In a March 3 letter to Assemblyman Corey Jackson (D-Perris) the chairman of Assembly Budget Subcommittee No. 2 on Human Services, Ramos wrote that while foster family agencies “serve 1 in 5 foster youth in California” they are “at risk of closing and downsizing due to the insurance crisis and recent budget cuts.”
Ramos said Insurance Commissioner Ricardo Lara called for “admitted insurers to step up and offer FFAs coverage” in the wake of the Nonprofit Insurance Alliance’s decision to drop the agencies, but “not a single state-admitted insurer has stepped up.” He added that while non-admitted state insurers are willing to offer liability to coverage for private foster agencies in California, the costs are “significantly higher” for “often lower levels of coverage, making them an unsustainable long-term solution for agencies.”
The assemblyman also cited the results of a survey of 36 foster family agencies conducted by California Alliance of Child and Family Services and the California Department of Social Services. Twenty-eight of the respondents reported that their liability insurance costs have risen 139 percent while nearly a third said “they would not be able to afford these insurance costs by next year and will be at risk of closure,” Ramos wrote.
Ramos told Jackson that $36.1 million of the requested $47 million would be used to offset private foster agencies’ higher insurance costs.
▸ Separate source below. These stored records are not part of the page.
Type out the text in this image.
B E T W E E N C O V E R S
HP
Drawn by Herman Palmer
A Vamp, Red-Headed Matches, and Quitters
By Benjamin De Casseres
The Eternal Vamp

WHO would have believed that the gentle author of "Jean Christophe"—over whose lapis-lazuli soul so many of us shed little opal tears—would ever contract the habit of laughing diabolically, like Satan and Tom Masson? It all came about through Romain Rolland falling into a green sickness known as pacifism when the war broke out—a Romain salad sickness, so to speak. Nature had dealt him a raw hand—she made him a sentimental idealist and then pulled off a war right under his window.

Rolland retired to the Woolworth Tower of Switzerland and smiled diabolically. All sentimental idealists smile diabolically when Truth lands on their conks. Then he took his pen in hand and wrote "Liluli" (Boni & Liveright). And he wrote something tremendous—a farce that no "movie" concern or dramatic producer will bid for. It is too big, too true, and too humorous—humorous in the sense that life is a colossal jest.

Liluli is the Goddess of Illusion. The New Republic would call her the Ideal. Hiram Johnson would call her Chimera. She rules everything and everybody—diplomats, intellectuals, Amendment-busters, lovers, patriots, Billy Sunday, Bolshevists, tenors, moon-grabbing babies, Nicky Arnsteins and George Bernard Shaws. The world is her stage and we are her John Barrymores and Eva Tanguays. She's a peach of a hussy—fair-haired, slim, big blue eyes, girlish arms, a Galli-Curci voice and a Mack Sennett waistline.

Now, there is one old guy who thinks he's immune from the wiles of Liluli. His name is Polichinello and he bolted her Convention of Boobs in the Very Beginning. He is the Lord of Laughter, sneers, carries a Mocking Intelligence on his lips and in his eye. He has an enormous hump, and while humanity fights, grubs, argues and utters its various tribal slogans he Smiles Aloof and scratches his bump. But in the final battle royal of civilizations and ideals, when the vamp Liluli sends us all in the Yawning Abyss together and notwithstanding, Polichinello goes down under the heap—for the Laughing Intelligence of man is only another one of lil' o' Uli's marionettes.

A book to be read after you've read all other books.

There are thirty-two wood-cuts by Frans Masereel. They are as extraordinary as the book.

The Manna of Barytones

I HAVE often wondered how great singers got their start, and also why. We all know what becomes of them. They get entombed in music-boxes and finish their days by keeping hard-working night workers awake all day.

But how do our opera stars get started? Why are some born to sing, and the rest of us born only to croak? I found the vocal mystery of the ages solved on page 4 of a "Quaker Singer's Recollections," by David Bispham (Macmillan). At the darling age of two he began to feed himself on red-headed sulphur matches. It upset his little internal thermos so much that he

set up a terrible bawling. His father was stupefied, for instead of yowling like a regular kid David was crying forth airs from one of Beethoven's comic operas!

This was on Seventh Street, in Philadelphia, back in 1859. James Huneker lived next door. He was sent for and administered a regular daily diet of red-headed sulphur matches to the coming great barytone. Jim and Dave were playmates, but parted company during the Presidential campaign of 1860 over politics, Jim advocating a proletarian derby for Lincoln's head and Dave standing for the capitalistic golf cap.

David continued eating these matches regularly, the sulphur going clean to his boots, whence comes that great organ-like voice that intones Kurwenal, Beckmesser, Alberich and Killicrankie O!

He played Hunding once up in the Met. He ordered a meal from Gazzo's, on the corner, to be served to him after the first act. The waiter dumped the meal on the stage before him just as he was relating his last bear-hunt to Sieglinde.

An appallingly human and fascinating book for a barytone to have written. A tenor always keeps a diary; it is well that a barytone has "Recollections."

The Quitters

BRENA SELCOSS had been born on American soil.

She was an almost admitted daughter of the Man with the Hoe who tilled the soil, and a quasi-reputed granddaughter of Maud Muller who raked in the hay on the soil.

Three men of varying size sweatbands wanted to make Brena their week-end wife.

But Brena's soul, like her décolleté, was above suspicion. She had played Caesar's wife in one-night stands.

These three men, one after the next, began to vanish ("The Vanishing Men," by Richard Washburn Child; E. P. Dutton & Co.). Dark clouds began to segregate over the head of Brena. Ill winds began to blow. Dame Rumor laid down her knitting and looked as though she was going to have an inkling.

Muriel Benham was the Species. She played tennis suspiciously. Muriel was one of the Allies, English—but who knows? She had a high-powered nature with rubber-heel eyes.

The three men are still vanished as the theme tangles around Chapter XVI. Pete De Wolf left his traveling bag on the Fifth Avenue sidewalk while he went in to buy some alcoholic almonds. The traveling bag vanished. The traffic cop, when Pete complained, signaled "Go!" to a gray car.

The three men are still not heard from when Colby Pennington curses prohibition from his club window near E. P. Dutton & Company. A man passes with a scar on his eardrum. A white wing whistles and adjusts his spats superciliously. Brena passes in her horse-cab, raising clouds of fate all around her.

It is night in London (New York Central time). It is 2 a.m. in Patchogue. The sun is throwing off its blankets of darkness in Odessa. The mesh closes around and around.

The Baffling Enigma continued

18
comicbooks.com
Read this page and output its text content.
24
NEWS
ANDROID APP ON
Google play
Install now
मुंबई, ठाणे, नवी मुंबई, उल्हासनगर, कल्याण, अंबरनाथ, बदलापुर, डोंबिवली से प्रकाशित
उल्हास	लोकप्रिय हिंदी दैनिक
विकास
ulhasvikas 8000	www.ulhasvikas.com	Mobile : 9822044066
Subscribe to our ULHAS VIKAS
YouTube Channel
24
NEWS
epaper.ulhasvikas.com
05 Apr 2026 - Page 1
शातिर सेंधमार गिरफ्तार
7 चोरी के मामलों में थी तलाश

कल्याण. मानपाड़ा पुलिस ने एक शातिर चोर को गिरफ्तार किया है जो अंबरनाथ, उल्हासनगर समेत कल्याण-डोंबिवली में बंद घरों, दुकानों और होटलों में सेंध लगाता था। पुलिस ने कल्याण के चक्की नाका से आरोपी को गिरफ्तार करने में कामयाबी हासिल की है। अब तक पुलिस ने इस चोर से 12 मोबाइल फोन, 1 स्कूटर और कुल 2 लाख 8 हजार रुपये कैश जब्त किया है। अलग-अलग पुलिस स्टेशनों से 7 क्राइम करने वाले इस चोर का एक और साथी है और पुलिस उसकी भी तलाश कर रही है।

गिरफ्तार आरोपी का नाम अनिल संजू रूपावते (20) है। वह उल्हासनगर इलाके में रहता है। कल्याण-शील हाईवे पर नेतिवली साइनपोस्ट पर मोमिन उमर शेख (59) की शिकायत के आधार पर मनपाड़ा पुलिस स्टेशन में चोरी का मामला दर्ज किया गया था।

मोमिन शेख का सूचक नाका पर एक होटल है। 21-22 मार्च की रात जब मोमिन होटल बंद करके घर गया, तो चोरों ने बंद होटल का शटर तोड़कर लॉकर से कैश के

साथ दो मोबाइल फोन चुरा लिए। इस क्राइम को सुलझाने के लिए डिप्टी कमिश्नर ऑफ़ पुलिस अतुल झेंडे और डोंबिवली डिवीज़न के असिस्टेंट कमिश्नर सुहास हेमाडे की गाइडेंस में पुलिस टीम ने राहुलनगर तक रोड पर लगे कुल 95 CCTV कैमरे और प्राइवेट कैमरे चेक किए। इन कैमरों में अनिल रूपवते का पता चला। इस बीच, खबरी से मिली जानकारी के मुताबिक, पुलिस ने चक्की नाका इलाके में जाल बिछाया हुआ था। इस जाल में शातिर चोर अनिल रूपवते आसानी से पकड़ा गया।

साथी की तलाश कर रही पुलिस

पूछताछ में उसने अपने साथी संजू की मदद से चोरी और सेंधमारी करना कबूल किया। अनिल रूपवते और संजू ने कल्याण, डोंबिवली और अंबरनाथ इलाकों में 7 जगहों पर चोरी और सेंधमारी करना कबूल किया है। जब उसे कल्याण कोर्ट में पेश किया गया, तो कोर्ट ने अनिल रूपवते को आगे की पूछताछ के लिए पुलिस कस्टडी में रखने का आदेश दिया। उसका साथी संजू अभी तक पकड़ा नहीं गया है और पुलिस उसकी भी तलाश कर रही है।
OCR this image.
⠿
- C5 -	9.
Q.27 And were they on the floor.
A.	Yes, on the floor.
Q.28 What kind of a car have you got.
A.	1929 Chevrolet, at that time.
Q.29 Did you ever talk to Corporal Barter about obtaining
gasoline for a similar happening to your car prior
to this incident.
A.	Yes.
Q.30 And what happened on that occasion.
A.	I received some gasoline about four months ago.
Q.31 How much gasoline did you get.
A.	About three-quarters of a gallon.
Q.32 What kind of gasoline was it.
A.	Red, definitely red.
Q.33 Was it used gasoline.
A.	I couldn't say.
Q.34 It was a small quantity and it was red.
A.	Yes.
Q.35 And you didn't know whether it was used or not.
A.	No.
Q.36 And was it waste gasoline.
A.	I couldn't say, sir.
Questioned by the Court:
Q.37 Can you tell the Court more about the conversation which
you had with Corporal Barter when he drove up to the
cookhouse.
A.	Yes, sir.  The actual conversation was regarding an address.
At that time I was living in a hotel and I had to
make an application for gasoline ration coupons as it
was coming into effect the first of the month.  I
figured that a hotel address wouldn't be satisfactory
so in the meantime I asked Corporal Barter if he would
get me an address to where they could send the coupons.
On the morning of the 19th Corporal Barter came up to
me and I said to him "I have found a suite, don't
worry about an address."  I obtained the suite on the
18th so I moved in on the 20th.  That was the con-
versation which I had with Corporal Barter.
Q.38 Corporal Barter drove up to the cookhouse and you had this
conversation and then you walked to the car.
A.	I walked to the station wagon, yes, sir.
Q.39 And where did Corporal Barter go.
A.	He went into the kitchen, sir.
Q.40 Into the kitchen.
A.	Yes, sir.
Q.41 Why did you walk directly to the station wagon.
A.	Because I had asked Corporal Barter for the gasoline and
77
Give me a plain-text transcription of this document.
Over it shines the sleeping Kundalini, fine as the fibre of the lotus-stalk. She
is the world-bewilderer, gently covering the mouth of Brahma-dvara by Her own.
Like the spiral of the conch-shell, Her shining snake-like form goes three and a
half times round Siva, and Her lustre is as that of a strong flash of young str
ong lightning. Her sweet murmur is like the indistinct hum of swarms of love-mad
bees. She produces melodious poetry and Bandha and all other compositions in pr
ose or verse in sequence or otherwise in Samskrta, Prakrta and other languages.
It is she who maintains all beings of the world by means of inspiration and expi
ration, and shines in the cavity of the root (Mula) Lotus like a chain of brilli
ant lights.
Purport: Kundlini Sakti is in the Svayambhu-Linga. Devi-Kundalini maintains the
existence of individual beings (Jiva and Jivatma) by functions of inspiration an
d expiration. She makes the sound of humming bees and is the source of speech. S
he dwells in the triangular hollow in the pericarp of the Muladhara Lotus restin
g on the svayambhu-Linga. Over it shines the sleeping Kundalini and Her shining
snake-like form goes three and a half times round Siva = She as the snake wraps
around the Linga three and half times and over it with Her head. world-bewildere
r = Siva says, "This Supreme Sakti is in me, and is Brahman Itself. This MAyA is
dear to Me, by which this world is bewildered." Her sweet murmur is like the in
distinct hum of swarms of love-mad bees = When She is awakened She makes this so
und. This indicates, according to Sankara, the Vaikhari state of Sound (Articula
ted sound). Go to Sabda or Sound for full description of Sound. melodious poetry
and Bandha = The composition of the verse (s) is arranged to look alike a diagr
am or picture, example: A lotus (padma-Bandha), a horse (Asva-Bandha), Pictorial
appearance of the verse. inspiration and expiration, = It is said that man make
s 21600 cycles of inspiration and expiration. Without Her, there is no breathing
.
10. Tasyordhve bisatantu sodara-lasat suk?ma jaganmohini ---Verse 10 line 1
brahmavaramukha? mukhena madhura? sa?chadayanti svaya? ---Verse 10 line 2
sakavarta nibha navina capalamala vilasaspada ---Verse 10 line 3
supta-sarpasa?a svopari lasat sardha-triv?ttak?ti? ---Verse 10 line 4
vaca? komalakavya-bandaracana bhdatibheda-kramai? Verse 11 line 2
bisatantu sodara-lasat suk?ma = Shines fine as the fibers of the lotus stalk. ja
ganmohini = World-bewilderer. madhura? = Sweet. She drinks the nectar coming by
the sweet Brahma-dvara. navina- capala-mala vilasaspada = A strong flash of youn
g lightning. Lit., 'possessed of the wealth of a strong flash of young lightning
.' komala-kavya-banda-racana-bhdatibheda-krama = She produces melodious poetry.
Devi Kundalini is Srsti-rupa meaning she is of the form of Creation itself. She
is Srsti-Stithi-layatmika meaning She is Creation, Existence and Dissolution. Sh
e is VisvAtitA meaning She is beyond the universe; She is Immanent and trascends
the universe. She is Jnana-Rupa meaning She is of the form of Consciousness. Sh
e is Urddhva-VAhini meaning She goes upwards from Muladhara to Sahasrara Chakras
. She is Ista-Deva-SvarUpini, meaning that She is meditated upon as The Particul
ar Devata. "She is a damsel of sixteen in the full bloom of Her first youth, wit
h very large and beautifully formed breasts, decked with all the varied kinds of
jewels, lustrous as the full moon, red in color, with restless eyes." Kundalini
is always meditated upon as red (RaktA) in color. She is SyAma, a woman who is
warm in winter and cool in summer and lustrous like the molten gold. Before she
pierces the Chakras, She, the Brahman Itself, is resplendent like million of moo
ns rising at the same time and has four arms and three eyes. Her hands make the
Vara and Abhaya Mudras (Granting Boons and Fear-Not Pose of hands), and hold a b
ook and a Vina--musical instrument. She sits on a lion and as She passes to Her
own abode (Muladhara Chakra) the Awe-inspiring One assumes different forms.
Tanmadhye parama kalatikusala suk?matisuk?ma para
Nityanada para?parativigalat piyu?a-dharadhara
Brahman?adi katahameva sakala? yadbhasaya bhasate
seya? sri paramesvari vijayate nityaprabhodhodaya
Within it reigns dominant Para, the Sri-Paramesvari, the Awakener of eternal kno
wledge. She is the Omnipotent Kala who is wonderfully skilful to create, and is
The remaining $10.6 million would go towards increasing state payments to the private agencies until a new rate structure is implemented in 2027. Ramos wrote that those payments would be used to “increase social worker salaries and operation agency costs to maintain the quality of care and placement stability for youth.”
Adrienne Shilton, the vice president of public policy and strategy for the California Alliance of Child and Family Services, says the $47 million request has “definitely” captured “the attention of the Legislature,” which is becoming educated on the situation. Since the fall, she says seven foster family programs within the state have closed, representing “a concerning trend.”
“While it’s a small number,” Shilton says, “it’s still lives that are being impacted.”
Shilton said foster family agencies provide an “essential safety net” for foster children with higher needs as well as for the foster families who care for them. As private agencies disappear,
California counties will be asked to absorb these children into their existing child welfare systems, which could prove challenging given the children’s needs and county limitations.
“Our big question,” Shilton says, “is what is going to happen to these kids and families.”
(Editor’s note: Capitol Weekly reporter Brian Joseph previously spent more than a year investigating privatized foster care during a fellowship at the University of California, Berkeley. The results of that investigation were published in a 2015 story in Mother Jones magazine that you can read here.)